Résumé (article complet ici) : une nouvelle étude épidémiologique, réalisée sur la cohorte française Agrican (Agriculture et Cancer), dit avoir identifié un risque de cancer du système nerveux central augmenté de 96% chez les agriculteurs utilisateurs de pesticides… mais par rapport à qui ?
La question « Les pesticides protègent-ils des tumeurs du cerveau ? » est bien évidemment rhétorique : personne n’a la prétention aujourd’hui de répondre par l’affirmative. Mais la réponse à la précédente question n’est pas si évidente qu’il y parait… et surtout, on observe dans cette étude une inversion spectaculaire entre les résultats bruts (selon lesquels les agriculteurs utilisateurs de pesticides auraient un risque légèrement inférieur à celui des agriculteurs non-utilisateurs de pesticides), et les résultats redressés (qui arrivent à la conclusion inverse).
Quoiqu’il en soit, il est clair qu’il y a un excès de tumeurs au cerveau, même chez les agriculteurs non utilisateurs de pesticides. Une question qui ne semble pas beaucoup intéresser les épidémiologistes.

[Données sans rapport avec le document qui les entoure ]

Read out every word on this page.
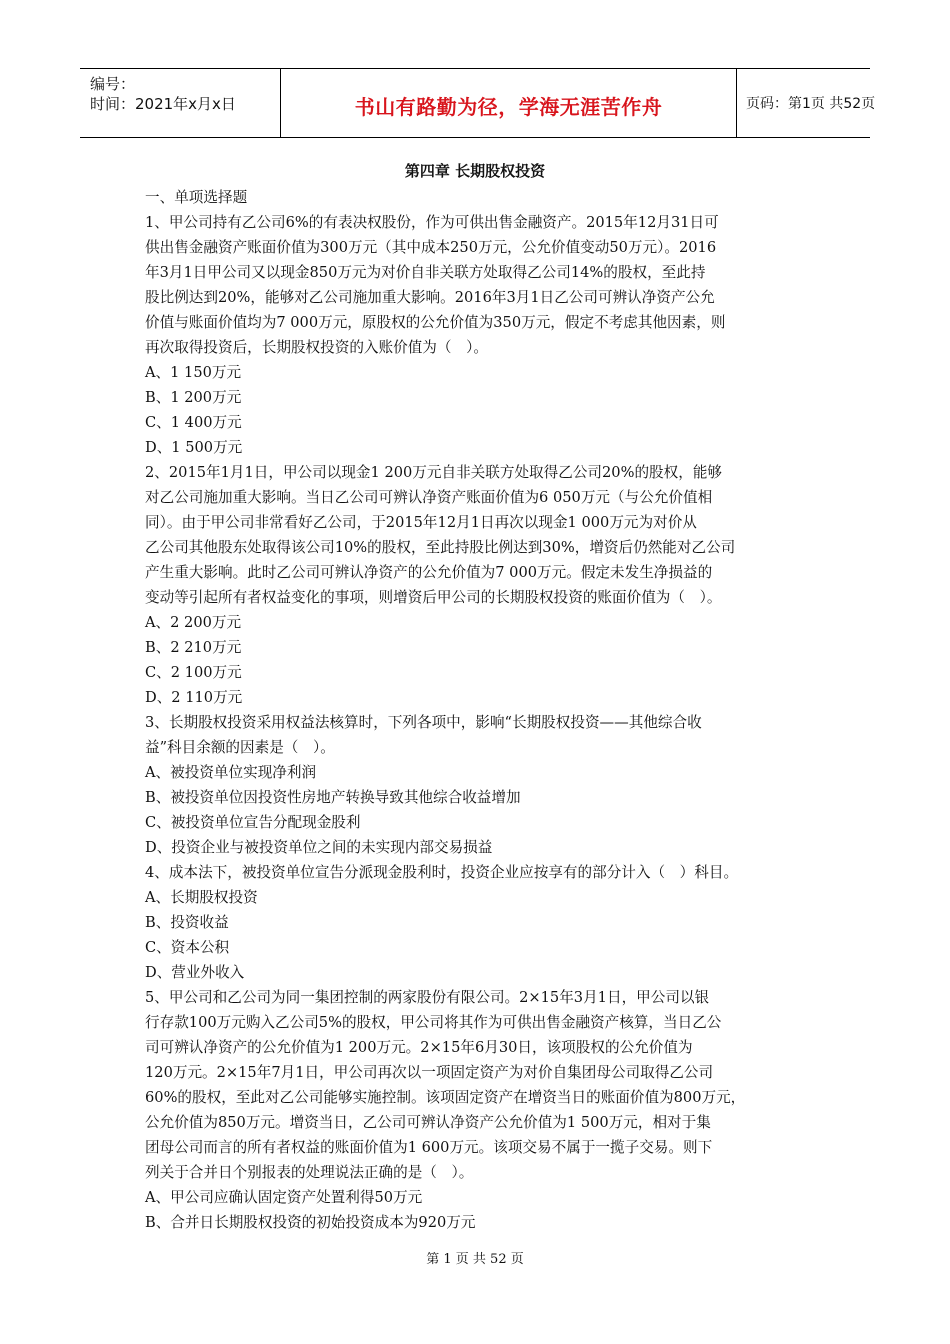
编号：
时间：2021年x月x日	书山有路勤为径，学海无涯苦作舟	页码：第1页 共52页
第四章 长期股权投资
一、单项选择题
1、甲公司持有乙公司6%的有表决权股份，作为可供出售金融资产。2015年12月31日可
供出售金融资产账面价值为300万元（其中成本250万元，公允价值变动50万元）。2016
年3月1日甲公司又以现金850万元为对价自非关联方处取得乙公司14%的股权，至此持
股比例达到20%，能够对乙公司施加重大影响。2016年3月1日乙公司可辨认净资产公允
价值与账面价值均为7 000万元，原股权的公允价值为350万元，假定不考虑其他因素，则
再次取得投资后，长期股权投资的入账价值为（　）。
A、1 150万元
B、1 200万元
C、1 400万元
D、1 500万元
2、2015年1月1日，甲公司以现金1 200万元自非关联方处取得乙公司20%的股权，能够
对乙公司施加重大影响。当日乙公司可辨认净资产账面价值为6 050万元（与公允价值相
同）。由于甲公司非常看好乙公司，于2015年12月1日再次以现金1 000万元为对价从
乙公司其他股东处取得该公司10%的股权，至此持股比例达到30%，增资后仍然能对乙公司
产生重大影响。此时乙公司可辨认净资产的公允价值为7 000万元。假定未发生净损益的
变动等引起所有者权益变化的事项，则增资后甲公司的长期股权投资的账面价值为（　）。
A、2 200万元
B、2 210万元
C、2 100万元
D、2 110万元
3、长期股权投资采用权益法核算时，下列各项中，影响“长期股权投资——其他综合收
益”科目余额的因素是（　）。
A、被投资单位实现净利润
B、被投资单位因投资性房地产转换导致其他综合收益增加
C、被投资单位宣告分配现金股利
D、投资企业与被投资单位之间的未实现内部交易损益
4、成本法下，被投资单位宣告分派现金股利时，投资企业应按享有的部分计入（　）科目。
A、长期股权投资
B、投资收益
C、资本公积
D、营业外收入
5、甲公司和乙公司为同一集团控制的两家股份有限公司。2×15年3月1日，甲公司以银
行存款100万元购入乙公司5%的股权，甲公司将其作为可供出售金融资产核算，当日乙公
司可辨认净资产的公允价值为1 200万元。2×15年6月30日，该项股权的公允价值为
120万元。2×15年7月1日，甲公司再次以一项固定资产为对价自集团母公司取得乙公司
60%的股权，至此对乙公司能够实施控制。该项固定资产在增资当日的账面价值为800万元，
公允价值为850万元。增资当日，乙公司可辨认净资产公允价值为1 500万元，相对于集
团母公司而言的所有者权益的账面价值为1 600万元。该项交易不属于一揽子交易。则下
列关于合并日个别报表的处理说法正确的是（　）。
A、甲公司应确认固定资产处置利得50万元
B、合并日长期股权投资的初始投资成本为920万元
第 1 页 共 52 页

On bute ici sur un problème de plus en plus fréquent dans les publications scientifiques. A l’amont du travail scientifique, le protocole expérimental (mode de collecte des données) est parfaitement décrit, et conforme aux règles de l’art. A l’aval, les résultats obtenus font l’objet d’une discussion objective et transparente. Mais, entre ces deux étapes, le travail essentiel de l’analyse statistique baigne dans le flou le plus total, malgré son caractère fondamental. Lorsque le traitement statistique bouleverse totalement la hiérarchie des risques par rapport aux résultats bruts, il serait indispensable, pour une bonne compréhension, que l’impact de chacun de ces redressements soit bien justifié et validé, ce qui n’est pas le cas ici.
Conclusion :
Cette étude illustre de façon particulièrement exemplaire trois problèmes que nous avons déjà observés plusieurs fois :
– Son affirmation principale (le risque de tumeur au cerveau serait majoré de 96% chez les utilisateurs de pesticides) repose sur un modèle statistique complexe, après des redressements statistiques non justifiés par les auteurs, et dont l’impact individuel n’est pas expliqué. Ce problème est particulièrement aigu dans cette publication, puisque les incidences avant redressement, les seules que le lecteur puisse vérifier, donnent le résultat exactement inverse : d’après les résultats bruts, l’incidence des tumeurs du cerveau serait aussi élevée chez les agriculteurs non-utilisateurs de pesticides, que chez ceux qui en utilisent ! Un effort pédagogique s’imposerait donc pour expliquer l’effet de ces redressements.
– Malgré la fragilité de leur raisonnement sur l’effet des pesticides, les auteurs n’envisagent pas une seule fois que l’incidence des tumeurs au cerveau puisse également être supérieure à la normale chez les agriculteurs non utilisateurs de pesticides. C’est pourtant le résultat le plus probable de leur étude : avec une incidence brute de 32,2 cas/100 000 personnes, ces agriculteurs non utilisateurs de pesticides ont une incidence très supérieure au niveau de risque maximal identifié pour l’instant dans la population générale (25 cas/100 000 personnes/an chez les hommes de 75 ans). Cela rappelle une publication sur la Maladie de Parkinson (autre maladie de toute évidence surreprésentée chez les agriculteurs), dans laquelle les auteurs oubliaient de mentionner que les agriculteurs non-utilisateurs de pesticides avaient le même niveau de risque que ceux qui en utilisent[i]. Quand une maladie des agriculteurs n’est pas due aux pesticides, c’est apparemment moins grave…
– Les auteurs ne dévient pas un instant de leur travail sur l’incidence, pour vérifier la cohérence de leurs résultats avec les données de mortalité. L’étude des discordances entre incidence et mortalité pourrait pourtant être riche d’enseignements, et pas seulement pour la santé des agriculteurs. Cette attitude rappelle le problème que nous avions observé dans un autre article à propos des particules fines[ii] : la focalisation des épidémiologistes sur la mise en évidence de leur effet sanitaire, lors des pics de pollution estivaux, avait conduit à sous-estimer l’effet direct des températures élevées… avec les conséquences dramatiques que nous avons connues pendant la canicule de 2003. Espérons que nous n’allons pas avoir le même phénomène d’aveuglement pour les cancers du cerveau chez les agriculteurs non utilisateurs de pesticides.
Philippe Stoop
NB : L’article complet en lien a été adressé à l’auteur correspondant de la publication analysée. Les colonnes de ForumPhyto lui sont bien sûr ouvertes, s’il souhaite répondre aux questions que nous soulevons.